As I listened attentively, scared and horrified as to what we be said, I heard my father exclaim, "don't worry I've made mistakes too."

That was it?  I couldn't believe it. No "are you stupid", or "wait till I get you home?"  talk about relief, talk about waiting to exhale, I could breathe again.  I had dodged a major bullet. More like a scud missile.  In the past I had experienced and witnessed first hand the damage dad could do when he was angry.  Somehow this time it seemed as though I would be spared.

As I reflect on what happened and my father's reaction I now realized that my dad was a well-traveled man of the world, he had spent over two decades in the military.  He had seen a lot and experienced even more and with all his worldly wisdom he realized that that day I went to jail was a teachable moment. Thank God for me he decided to teach by example (offering himself as an imperfect vessel) and not teach by the belt.
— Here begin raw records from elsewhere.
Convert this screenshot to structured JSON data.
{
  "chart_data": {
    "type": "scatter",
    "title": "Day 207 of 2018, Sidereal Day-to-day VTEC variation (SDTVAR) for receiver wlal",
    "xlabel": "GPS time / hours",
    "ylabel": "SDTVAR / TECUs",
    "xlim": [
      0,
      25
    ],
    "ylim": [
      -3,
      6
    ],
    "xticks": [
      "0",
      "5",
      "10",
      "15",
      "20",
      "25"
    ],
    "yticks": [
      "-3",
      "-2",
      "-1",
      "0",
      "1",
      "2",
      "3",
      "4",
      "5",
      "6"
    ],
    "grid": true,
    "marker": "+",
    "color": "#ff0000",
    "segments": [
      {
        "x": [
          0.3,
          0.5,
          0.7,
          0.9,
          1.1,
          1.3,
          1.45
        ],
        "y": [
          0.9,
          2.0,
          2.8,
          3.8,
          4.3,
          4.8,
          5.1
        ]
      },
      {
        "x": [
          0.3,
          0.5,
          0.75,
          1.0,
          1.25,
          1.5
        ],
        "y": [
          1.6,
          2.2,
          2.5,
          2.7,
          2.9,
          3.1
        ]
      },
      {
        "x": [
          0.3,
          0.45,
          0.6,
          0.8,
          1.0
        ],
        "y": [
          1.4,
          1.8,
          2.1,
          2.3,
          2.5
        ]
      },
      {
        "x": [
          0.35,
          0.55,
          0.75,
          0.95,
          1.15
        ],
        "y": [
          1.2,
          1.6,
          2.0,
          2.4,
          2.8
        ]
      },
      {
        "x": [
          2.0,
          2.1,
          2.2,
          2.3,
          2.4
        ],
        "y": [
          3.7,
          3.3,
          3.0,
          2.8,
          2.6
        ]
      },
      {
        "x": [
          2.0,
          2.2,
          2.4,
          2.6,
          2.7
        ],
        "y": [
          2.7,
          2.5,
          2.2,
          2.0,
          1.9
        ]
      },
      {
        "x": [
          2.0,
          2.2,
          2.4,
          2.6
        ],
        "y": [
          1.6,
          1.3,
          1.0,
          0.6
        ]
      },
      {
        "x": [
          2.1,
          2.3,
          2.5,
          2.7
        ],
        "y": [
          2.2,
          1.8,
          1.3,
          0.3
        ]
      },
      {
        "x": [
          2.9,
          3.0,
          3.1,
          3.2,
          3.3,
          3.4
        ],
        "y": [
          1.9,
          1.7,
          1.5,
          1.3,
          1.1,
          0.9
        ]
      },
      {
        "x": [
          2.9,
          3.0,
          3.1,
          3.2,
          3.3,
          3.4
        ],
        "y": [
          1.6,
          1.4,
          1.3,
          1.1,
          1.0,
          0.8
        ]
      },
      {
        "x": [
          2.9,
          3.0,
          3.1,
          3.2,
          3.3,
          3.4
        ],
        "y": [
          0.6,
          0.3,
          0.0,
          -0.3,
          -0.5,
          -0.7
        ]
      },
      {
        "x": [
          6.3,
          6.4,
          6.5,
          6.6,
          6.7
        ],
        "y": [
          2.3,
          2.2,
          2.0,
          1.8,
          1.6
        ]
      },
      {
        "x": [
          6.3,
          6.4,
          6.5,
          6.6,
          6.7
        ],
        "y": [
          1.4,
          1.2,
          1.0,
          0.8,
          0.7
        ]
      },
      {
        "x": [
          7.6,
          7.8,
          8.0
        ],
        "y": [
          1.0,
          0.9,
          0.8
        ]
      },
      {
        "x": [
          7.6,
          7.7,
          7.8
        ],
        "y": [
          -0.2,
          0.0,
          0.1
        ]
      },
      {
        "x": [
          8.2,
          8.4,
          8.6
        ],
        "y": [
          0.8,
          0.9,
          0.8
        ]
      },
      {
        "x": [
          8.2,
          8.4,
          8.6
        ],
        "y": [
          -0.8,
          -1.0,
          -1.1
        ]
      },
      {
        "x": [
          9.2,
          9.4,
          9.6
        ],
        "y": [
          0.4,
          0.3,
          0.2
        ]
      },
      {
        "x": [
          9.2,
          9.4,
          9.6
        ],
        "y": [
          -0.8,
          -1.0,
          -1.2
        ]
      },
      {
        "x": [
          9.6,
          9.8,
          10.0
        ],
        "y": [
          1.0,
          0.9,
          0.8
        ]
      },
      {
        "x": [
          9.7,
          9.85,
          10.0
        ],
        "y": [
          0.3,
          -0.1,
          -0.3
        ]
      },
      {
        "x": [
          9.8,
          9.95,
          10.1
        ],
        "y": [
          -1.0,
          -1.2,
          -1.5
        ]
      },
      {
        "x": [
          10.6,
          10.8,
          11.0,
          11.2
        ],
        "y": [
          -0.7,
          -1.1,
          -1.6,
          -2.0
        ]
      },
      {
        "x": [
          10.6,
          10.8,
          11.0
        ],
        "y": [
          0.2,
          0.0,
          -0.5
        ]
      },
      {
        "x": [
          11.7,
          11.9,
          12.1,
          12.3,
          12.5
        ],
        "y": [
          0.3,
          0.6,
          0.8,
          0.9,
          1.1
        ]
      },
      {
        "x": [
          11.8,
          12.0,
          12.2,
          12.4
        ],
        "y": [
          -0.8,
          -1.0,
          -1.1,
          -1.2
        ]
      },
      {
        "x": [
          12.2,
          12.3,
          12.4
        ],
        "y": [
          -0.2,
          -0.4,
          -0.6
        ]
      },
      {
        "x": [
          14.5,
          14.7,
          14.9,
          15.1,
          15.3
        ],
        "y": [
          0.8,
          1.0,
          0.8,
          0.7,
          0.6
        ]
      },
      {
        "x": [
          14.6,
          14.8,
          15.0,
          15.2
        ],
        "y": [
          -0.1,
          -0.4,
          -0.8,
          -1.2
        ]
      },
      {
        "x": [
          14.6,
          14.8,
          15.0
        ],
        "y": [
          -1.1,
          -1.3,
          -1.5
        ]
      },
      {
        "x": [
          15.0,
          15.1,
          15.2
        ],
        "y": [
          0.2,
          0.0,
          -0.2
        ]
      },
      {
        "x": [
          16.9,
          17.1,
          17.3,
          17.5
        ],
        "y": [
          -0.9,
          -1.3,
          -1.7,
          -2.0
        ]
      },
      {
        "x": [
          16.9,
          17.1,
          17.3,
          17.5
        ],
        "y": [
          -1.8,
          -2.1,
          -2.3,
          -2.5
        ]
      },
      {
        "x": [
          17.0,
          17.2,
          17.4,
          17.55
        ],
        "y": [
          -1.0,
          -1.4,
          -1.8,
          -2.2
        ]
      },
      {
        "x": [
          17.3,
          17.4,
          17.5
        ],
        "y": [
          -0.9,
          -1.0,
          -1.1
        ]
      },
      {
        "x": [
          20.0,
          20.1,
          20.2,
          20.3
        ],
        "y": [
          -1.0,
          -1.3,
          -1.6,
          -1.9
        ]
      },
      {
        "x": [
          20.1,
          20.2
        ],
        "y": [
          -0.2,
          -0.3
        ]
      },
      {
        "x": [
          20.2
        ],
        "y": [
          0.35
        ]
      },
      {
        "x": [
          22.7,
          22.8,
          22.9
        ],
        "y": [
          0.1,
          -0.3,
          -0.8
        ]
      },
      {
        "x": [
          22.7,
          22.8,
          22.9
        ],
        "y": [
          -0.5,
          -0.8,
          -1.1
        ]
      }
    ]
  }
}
To say that I appreciated his act of mercy would be the understatement of the decade, especially knowing full well the pain he was capable of, and oft times more than willing, to inflict.

I realize now that in that moment of mercy my dad was more like our Father than any other time I can remember because, "I did not despise the riches of his goodness, forbearance and longsuffering, knowing that the goodness of God (Father) led me to repentance"  (Romans 2:4)


Hiram Johnson; 20 year veteran of a major metropolitan police agency.